04 Nov Children with mental health problems are at increased risk of mental disorders as adults
Children with mental health problems were at increased risk of developing a mental disorder as an adult, a new study has found.
Research at a Glance:
- A Melbourne-led study has found children with mental health problems were at increased risk for developing a mental disorder as an adult
- Mental health problems present in childhood were more likely to continue through to adulthood, rather than new disorders being diagnosed. Symptoms rather than a diagnosis in childhood were more strongly linked with having a mental health disorder as an adult
- The researchers stated that given the COVID-19 pandemic had further compounded mental health problems, preventive measures and early intervention were critical for primary school-age children
The research led by the Murdoch Children’s Research Institute (MCRI) and published in Neuroscience and Biobehavioral Reviews, found prevention and early intervention should be targeted at primary school-age children and those who are experiencing symptoms rather than waiting for a diagnosis.
The study found experiencing mental health symptoms before 14 years of age and even as young as five were predictive of mental disorders well into adulthood. Importantly, symptoms rather than a diagnosis in childhood were more strongly linked with having a mental health disorder as an adult.
The systematic review of 40 studies assessed the influence of mental health problems in childhood later in adulthood in Australia, US, New Zealand, The Netherlands, UK, Finland, France, Brazil and Spain in over 50,000 participants.
The study found children with anxiety were up to 10 times more likely to have an anxiety disorder as an adult and those with mood and depressive symptoms were up to 28 times more likely to have depression as an adult. Similarly, children with behavioural difficulties were at high risk of having ADHD or antisocial personality disorder in adulthood.
The review showed having any psychiatric disorder between nine to 16 years increased the odds of multiple psychiatric disorders in young adulthood sixfold. Children who had bulimia at 13 had 20 times the odds of bulimia as an adult.

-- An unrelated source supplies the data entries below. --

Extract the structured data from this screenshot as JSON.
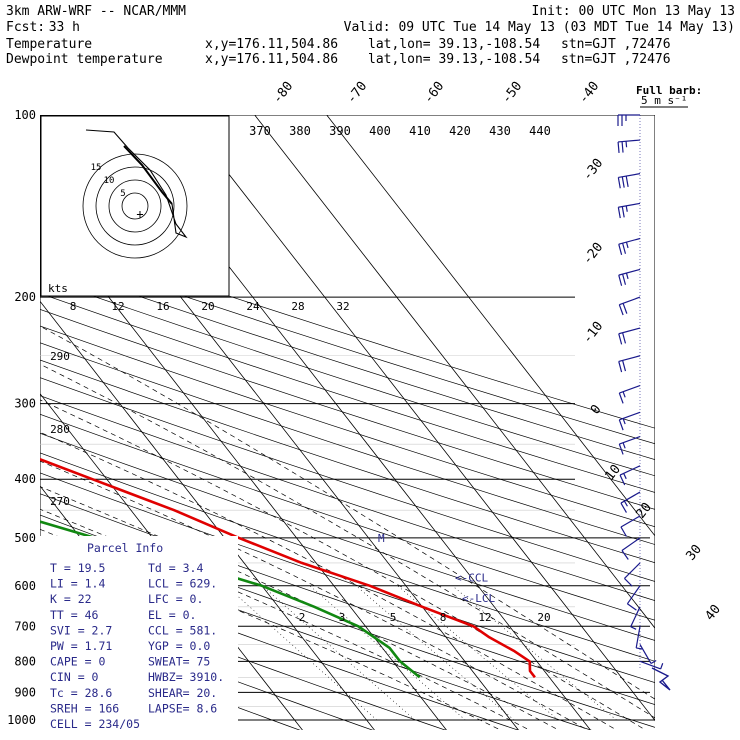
{
  "header": {
    "model": "3km ARW-WRF -- NCAR/MMM",
    "init": "Init: 00 UTC Mon 13 May 13",
    "fcst_label": "Fcst:",
    "fcst_value": "33 h",
    "valid": "Valid: 09 UTC Tue 14 May 13 (03 MDT Tue 14 May 13)"
  },
  "legend": [
    {
      "name": "Temperature",
      "color": "#e00000",
      "xy": "x,y=176.11,504.86",
      "latlon": "lat,lon= 39.13,-108.54",
      "stn": "stn=GJT ,72476"
    },
    {
      "name": "Dewpoint temperature",
      "color": "#118811",
      "xy": "x,y=176.11,504.86",
      "latlon": "lat,lon= 39.13,-108.54",
      "stn": "stn=GJT ,72476"
    }
  ],
  "wind_scale": {
    "title": "Full barb:",
    "value": "5 m s⁻¹"
  },
  "colors": {
    "temperature": "#e00000",
    "dewpoint": "#118811",
    "grid": "#000000",
    "wind": "#1a1a8c",
    "text_blue": "#2a2a8a"
  },
  "chart_data": {
    "type": "line",
    "diagram": "skew-T log-P sounding",
    "y_axis": {
      "quantity": "pressure",
      "scale": "log",
      "ticks": [
        100,
        200,
        300,
        400,
        500,
        600,
        700,
        800,
        900,
        1000
      ]
    },
    "isotherm_labels": [
      "-80",
      "-70",
      "-60",
      "-50",
      "-40",
      "-30",
      "-20",
      "-10",
      "0",
      "10",
      "20",
      "30",
      "40"
    ],
    "theta_labels": [
      "370",
      "380",
      "390",
      "400",
      "410",
      "420",
      "430",
      "440"
    ],
    "mixing_ratio_labels": [
      "2",
      "3",
      "5",
      "8",
      "12",
      "20"
    ],
    "hodograph": {
      "speed_unit": "kts",
      "ring_labels": [
        "5",
        "10",
        "15"
      ],
      "speed_ticks": [
        "8",
        "12",
        "16",
        "20",
        "24",
        "28",
        "32"
      ],
      "theta_ticks": [
        "290",
        "280",
        "270"
      ]
    },
    "series": [
      {
        "name": "Temperature",
        "color": "#e00000",
        "points": [
          [
            100,
            -52
          ],
          [
            115,
            -57
          ],
          [
            130,
            -62
          ],
          [
            150,
            -63
          ],
          [
            175,
            -60
          ],
          [
            200,
            -57
          ],
          [
            230,
            -54
          ],
          [
            260,
            -48
          ],
          [
            300,
            -40
          ],
          [
            350,
            -31
          ],
          [
            400,
            -22
          ],
          [
            450,
            -14
          ],
          [
            500,
            -8
          ],
          [
            550,
            -2
          ],
          [
            600,
            5
          ],
          [
            650,
            10
          ],
          [
            700,
            15
          ],
          [
            730,
            16
          ],
          [
            770,
            18
          ],
          [
            800,
            19
          ],
          [
            830,
            18
          ],
          [
            850,
            18
          ]
        ]
      },
      {
        "name": "Dewpoint temperature",
        "color": "#118811",
        "points": [
          [
            100,
            -82
          ],
          [
            125,
            -82
          ],
          [
            150,
            -82
          ],
          [
            175,
            -82
          ],
          [
            200,
            -76
          ],
          [
            230,
            -70
          ],
          [
            260,
            -64
          ],
          [
            300,
            -57
          ],
          [
            330,
            -52
          ],
          [
            365,
            -53
          ],
          [
            400,
            -49
          ],
          [
            450,
            -38
          ],
          [
            500,
            -28
          ],
          [
            550,
            -18
          ],
          [
            600,
            -10
          ],
          [
            650,
            -5
          ],
          [
            700,
            -1
          ],
          [
            760,
            1
          ],
          [
            800,
            1
          ],
          [
            850,
            2
          ]
        ]
      }
    ],
    "markers": [
      {
        "label": "<-CCL",
        "p": 581
      },
      {
        "label": "<-LCL",
        "p": 629
      },
      {
        "label": "M",
        "p": 500
      }
    ],
    "wind_barbs": [
      {
        "p": 100,
        "dir": 270,
        "spd": 27
      },
      {
        "p": 110,
        "dir": 265,
        "spd": 27
      },
      {
        "p": 125,
        "dir": 260,
        "spd": 32
      },
      {
        "p": 140,
        "dir": 260,
        "spd": 27
      },
      {
        "p": 160,
        "dir": 255,
        "spd": 25
      },
      {
        "p": 180,
        "dir": 255,
        "spd": 25
      },
      {
        "p": 200,
        "dir": 250,
        "spd": 22
      },
      {
        "p": 225,
        "dir": 255,
        "spd": 20
      },
      {
        "p": 250,
        "dir": 255,
        "spd": 20
      },
      {
        "p": 280,
        "dir": 250,
        "spd": 17
      },
      {
        "p": 310,
        "dir": 250,
        "spd": 17
      },
      {
        "p": 340,
        "dir": 250,
        "spd": 17
      },
      {
        "p": 380,
        "dir": 245,
        "spd": 15
      },
      {
        "p": 420,
        "dir": 240,
        "spd": 15
      },
      {
        "p": 460,
        "dir": 240,
        "spd": 12
      },
      {
        "p": 500,
        "dir": 235,
        "spd": 12
      },
      {
        "p": 550,
        "dir": 225,
        "spd": 10
      },
      {
        "p": 600,
        "dir": 215,
        "spd": 10
      },
      {
        "p": 650,
        "dir": 205,
        "spd": 7
      },
      {
        "p": 700,
        "dir": 190,
        "spd": 5
      },
      {
        "p": 750,
        "dir": 150,
        "spd": 5
      },
      {
        "p": 800,
        "dir": 110,
        "spd": 5
      }
    ]
  },
  "parcel_info": {
    "title": "Parcel Info",
    "rows": [
      [
        "T    =  19.5",
        "Td =   3.4"
      ],
      [
        "LI   =   1.4",
        "LCL =  629."
      ],
      [
        "K    =    22",
        "LFC =    0."
      ],
      [
        "TT   =    46",
        "EL  =    0."
      ],
      [
        "SVI  =   2.7",
        "CCL =  581."
      ],
      [
        "PW   =  1.71",
        "YGP =   0.0"
      ],
      [
        "CAPE =     0",
        "SWEAT=   75"
      ],
      [
        "CIN  =     0",
        "HWBZ= 3910."
      ],
      [
        "Tc   =  28.6",
        "SHEAR=  20."
      ],
      [
        "SREH =   166",
        "LAPSE=  8.6"
      ],
      [
        "CELL = 234/05",
        ""
      ]
    ]
  }
}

MCRI Dr Melissa Mulraney said most mental health treatment services were targeted at youth or adults despite symptoms largely emerging in childhood.
One in seven Australian children aged four to 17 years has a mental health disorder. But of these, only half have accessed mental health services.

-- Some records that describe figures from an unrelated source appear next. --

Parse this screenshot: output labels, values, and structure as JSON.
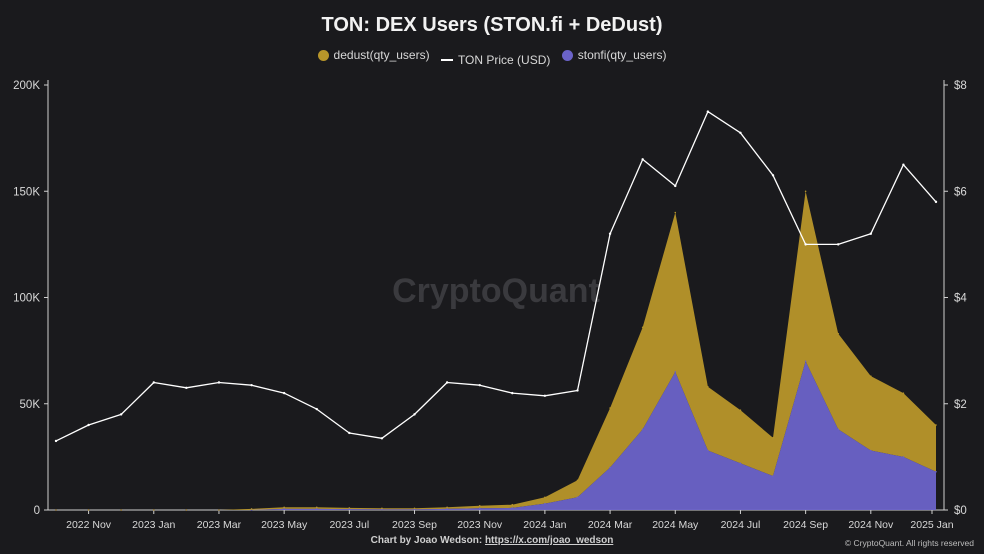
{
  "chart_data": {
    "type": "area",
    "title": "TON: DEX Users (STON.fi + DeDust)",
    "watermark": "CryptoQuant",
    "legend_position": "top-center",
    "grid": false,
    "x_ticks": [
      "2022 Nov",
      "2023 Jan",
      "2023 Mar",
      "2023 May",
      "2023 Jul",
      "2023 Sep",
      "2023 Nov",
      "2024 Jan",
      "2024 Mar",
      "2024 May",
      "2024 Jul",
      "2024 Sep",
      "2024 Nov",
      "2025 Jan"
    ],
    "y_left": {
      "ticks": [
        "0",
        "50K",
        "100K",
        "150K",
        "200K"
      ],
      "ylim": [
        0,
        200000
      ]
    },
    "y_right": {
      "ticks": [
        "$0",
        "$2",
        "$4",
        "$6",
        "$8"
      ],
      "ylim": [
        0,
        8
      ]
    },
    "x": [
      "2022-10",
      "2022-11",
      "2022-12",
      "2023-01",
      "2023-02",
      "2023-03",
      "2023-04",
      "2023-05",
      "2023-06",
      "2023-07",
      "2023-08",
      "2023-09",
      "2023-10",
      "2023-11",
      "2023-12",
      "2024-01",
      "2024-02",
      "2024-03",
      "2024-04",
      "2024-05",
      "2024-06",
      "2024-07",
      "2024-08",
      "2024-09",
      "2024-10",
      "2024-11",
      "2024-12",
      "2025-01"
    ],
    "series": [
      {
        "name": "dedust(qty_users)",
        "axis": "left",
        "color": "#b8962a",
        "values": [
          0,
          0,
          0,
          0,
          0,
          0,
          500,
          800,
          800,
          600,
          500,
          500,
          800,
          1200,
          1500,
          3000,
          8000,
          28000,
          48000,
          75000,
          30000,
          25000,
          18000,
          80000,
          45000,
          35000,
          30000,
          22000
        ]
      },
      {
        "name": "TON Price (USD)",
        "axis": "right",
        "color": "#ffffff",
        "values": [
          1.3,
          1.6,
          1.8,
          2.4,
          2.3,
          2.4,
          2.35,
          2.2,
          1.9,
          1.45,
          1.35,
          1.8,
          2.4,
          2.35,
          2.2,
          2.15,
          2.25,
          5.2,
          6.6,
          6.1,
          7.5,
          7.1,
          6.3,
          5.0,
          5.0,
          5.2,
          6.5,
          5.8
        ]
      },
      {
        "name": "stonfi(qty_users)",
        "axis": "left",
        "color": "#6b63c9",
        "values": [
          0,
          0,
          0,
          0,
          0,
          0,
          0,
          500,
          500,
          400,
          300,
          300,
          500,
          800,
          1000,
          3000,
          6000,
          20000,
          38000,
          65000,
          28000,
          22000,
          16000,
          70000,
          38000,
          28000,
          25000,
          18000
        ]
      }
    ]
  },
  "footer": {
    "credit_prefix": "Chart by Joao Wedson:",
    "credit_link": "https://x.com/joao_wedson",
    "copyright": "© CryptoQuant. All rights reserved"
  }
}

Samantha’s daughter was diagnosed with severe anxiety, ADHD and autism at age 10.
She said it was a 12-month wait to see a psychologist and occupational and speech therapists and her daughter was still in need of a support worker.
“There is a significant demand for mental health services, which is causing long wait times and delaying treatment,” she said. “My daughter would be in a very different place now if she had received medical intervention earlier.”

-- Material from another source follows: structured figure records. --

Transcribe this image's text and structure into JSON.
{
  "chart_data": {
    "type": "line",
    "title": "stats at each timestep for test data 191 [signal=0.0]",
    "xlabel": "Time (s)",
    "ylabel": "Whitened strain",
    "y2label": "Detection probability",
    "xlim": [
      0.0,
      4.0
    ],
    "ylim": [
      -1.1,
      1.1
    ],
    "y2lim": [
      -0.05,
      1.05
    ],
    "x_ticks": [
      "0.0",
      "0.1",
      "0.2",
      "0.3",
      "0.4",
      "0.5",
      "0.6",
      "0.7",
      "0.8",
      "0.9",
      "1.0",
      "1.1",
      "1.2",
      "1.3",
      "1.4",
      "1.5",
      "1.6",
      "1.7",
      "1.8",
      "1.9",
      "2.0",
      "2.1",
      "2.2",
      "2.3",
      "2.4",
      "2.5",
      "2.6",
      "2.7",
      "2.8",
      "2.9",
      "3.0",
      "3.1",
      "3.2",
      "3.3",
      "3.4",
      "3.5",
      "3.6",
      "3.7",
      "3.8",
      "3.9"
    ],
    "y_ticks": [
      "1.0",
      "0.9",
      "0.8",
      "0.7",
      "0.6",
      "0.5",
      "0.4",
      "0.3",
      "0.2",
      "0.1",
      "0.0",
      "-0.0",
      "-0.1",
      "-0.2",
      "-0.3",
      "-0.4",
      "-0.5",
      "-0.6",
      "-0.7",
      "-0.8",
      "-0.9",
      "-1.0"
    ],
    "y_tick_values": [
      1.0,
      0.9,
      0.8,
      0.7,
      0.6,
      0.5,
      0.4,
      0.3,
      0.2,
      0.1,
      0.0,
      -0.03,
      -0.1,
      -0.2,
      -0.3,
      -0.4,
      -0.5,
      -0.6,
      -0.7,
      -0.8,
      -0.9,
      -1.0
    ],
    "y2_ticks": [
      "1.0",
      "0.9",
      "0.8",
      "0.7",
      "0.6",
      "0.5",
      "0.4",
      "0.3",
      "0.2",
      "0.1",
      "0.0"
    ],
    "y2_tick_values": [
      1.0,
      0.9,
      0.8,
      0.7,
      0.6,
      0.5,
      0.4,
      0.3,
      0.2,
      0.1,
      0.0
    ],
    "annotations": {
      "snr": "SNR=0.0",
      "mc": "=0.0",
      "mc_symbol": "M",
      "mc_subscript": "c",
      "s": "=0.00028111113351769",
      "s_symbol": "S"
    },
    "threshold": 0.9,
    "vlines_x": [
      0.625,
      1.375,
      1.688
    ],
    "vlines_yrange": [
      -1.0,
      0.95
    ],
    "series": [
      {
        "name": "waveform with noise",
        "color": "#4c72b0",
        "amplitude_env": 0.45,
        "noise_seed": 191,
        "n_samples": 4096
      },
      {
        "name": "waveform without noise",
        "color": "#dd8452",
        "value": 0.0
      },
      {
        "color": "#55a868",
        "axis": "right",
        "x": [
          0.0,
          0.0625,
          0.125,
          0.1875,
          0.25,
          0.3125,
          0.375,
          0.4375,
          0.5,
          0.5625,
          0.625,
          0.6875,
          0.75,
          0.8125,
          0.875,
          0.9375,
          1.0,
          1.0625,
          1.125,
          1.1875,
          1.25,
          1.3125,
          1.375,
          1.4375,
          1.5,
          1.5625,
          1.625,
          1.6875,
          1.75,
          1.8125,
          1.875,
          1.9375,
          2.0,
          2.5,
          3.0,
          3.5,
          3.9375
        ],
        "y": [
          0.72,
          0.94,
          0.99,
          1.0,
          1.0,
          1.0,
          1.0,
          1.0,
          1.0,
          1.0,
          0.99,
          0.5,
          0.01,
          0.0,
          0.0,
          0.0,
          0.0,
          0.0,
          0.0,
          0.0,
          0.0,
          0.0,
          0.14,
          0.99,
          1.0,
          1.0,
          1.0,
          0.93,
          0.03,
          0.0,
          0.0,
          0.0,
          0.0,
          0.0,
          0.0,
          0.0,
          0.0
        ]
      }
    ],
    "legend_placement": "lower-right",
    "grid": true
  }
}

Samantha said it was essential that teachers were better trained to identify mental health problems and more psychologists were needed in schools.
“Schools aren’t properly equipped to support and understand mental health behaviours and triggers,” she said.
“Focusing on the early primary school years will much better equip students for the transition to high school. Trying to get my child ready for high school is almost insurmountable now given how late the treatment came.”
MCRI Professor Harriet Hiscock said, “Given the COVID-19 pandemic has further compounded mental health problems, it’s even more vital to assess for mental health problems in young children and to design, evaluate, and implement prevention and early intervention programs for children prior to adolescence.”
“Mental health supports for primary school-aged children need strengthening and frontline providers such as GPs, nurses, paediatricians and child psychologists require upskilling to manage child mental health concerns.”
The findings come after a recent survey by MCRI found two in five young people experienced mental health problems and one in five had suicidal thoughts during the COVID-19 pandemic last year in Victoria. School closures also saw four in five teenagers report an increase in school-related stress.
Researchers from the Institute for Social Neuroscience, University of Melbourne, The Royal Children’s Hospital, Deakin University, Women’s and Children’s Health Network in North Adelaide and the University of Adelaide also contributed to the findings.